To care is to Educate
 Mary Grace C. dela Cruz

    Education opens our mind to many things that we have not been exposed to before. 

    This is what my students learn when we first decided to initiate and participate actively in environmental protection through our YES – O or Youth for Environment in Schools Organization. 

    Saving the environment is such a big responsibility. It is the responsibility of everyone. Everyone should contribute and should do something to care or even save it. We in our school through the YES – O club is committed to care for the environment since it is really one of the needs of today. The way our environment is being destroyed would lead to the destruction of the life of this planet. It is then necessary that we should care and save Mother Nature.

    Thus, to show our commitment to care for our environment and to the other mandated programs and activities of our club as stated in DepEd Order No. 93 s. 2011, we set our goals and summarized it in one quote “Clean, plant and be loved!”.

    Our first goal is CLEAN to protect your health. Here we focused on the awareness campaign on health-related concerns such as dengue. We have Dengue Awareness Orientation in all grade levels. We also have four o’clock cleaning habit in which our pupils together with their teachers that supervised them in cleaning the school premises. Oplan Linis Kontra Dengue is done with the community. Another activity in cleanliness is the waste management wherein we have a seminar in solid waste management initiated by the barangay council and the waste segregation. We also have SMRF or School Material Recovery Facility wherein we segregate our school wastes.

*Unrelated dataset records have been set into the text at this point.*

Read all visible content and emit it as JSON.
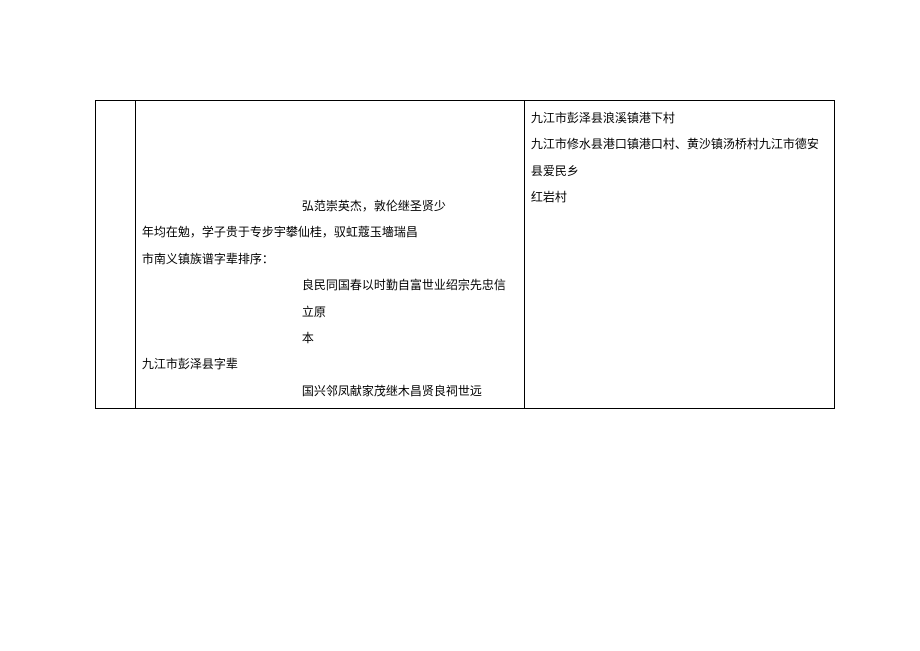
{
  "table": {
    "col2": {
      "line1_indent": "弘范崇英杰，敦伦继圣贤少",
      "line2": "年均在勉，学子贵于专步宇攀仙桂，驭虹蔻玉墻瑞昌",
      "line3": "市南义镇族谱字辈排序：",
      "line4_indent": "良民同国春以时勤自富世业绍宗先忠信立原",
      "line5_indent": "本",
      "line6": "九江市彭泽县字辈",
      "line7_indent": "国兴邻凤献家茂继木昌贤良祠世远"
    },
    "col3": {
      "line1": "九江市彭泽县浪溪镇港下村",
      "line2": "九江市修水县港口镇港口村、黄沙镇汤桥村九江市德安县爱民乡",
      "line3": "红岩村"
    }
  }
}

    Next is PLANT trees to save mother earth. Since we really need to plant trees, we launched the Adopt and Plant Mangrove Activity in the Balanga City Wetland and Nature Park. Here we usually plant mangroves in the designated part of the wetland. This will also protect the residents of the coastal area especially during typhoons.


    BE aware than be sorry is our third goal. This is for Disaster Risk Reduction and Management. We have our earthquake drills, evacuation drills by the community and the City Rescuers Seminar.


    LOVE your own. Since Balanga City Wetland and Nature Park is just few blocks away, we always join the Ibong Dayo Festival. We also do field trips from time to time not just to enjoy seeing / observing the migratory birds and the mangroves but also to clean the coastline.


    Our commitment to our goals is also the commitment that we give to everyone. A commitment to help them realized how significant is to care for our environment and how important are the trees and mangroves to the sea animals and to the community especially to the fishing village.


    This is our share to support and promote the new thrust of the Department of Education which is “Tayo para sa Kinabukasan”.